Longtemps fixée à 21 coups, conformément à une tradition héritée des usages internationaux, cette pratique a évolué au Bénin ces dernières années. Désormais, c’est le nombre de 12 coups qui est privilégié, traduisant une volonté d’adapter le cérémonial aux réalités nationales.
Selon Gilles Badet, ancien secrétaire général de la Cour constitutionnelle, ce changement répond à une logique symbolique. « Les 21 coups renvoient à une tradition d’origine étrangère, tandis que les 12 coups font référence aux 12 départements du Bénin », explique-t-il. Une manière d’ancrer davantage la cérémonie dans l’identité territoriale du pays.

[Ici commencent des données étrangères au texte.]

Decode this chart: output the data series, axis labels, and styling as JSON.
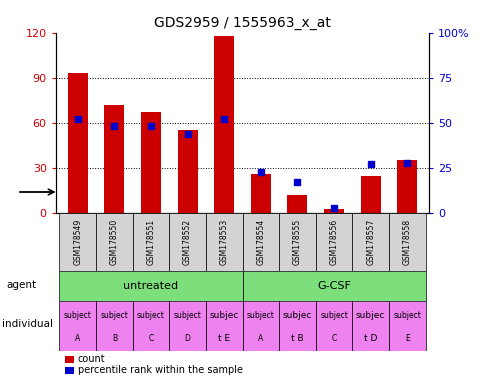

Au-delà de leur nombre, les coups de canon répondent à un protocole bien précis. Ils sont tirés au moment de la prestation de serment du Président élu devant la Cour constitutionnelle. Le déclenchement intervient dès le début du serment et se poursuit de manière synchronisée jusqu’au nombre retenu.
Pour l’investiture du 24 mai 2026, tout indique que cette option des 12 coups de canon sera reconduite. Un choix qui s’inscrit dans une dynamique de valorisation des symboles nationaux et de réappropriation des rites républicains.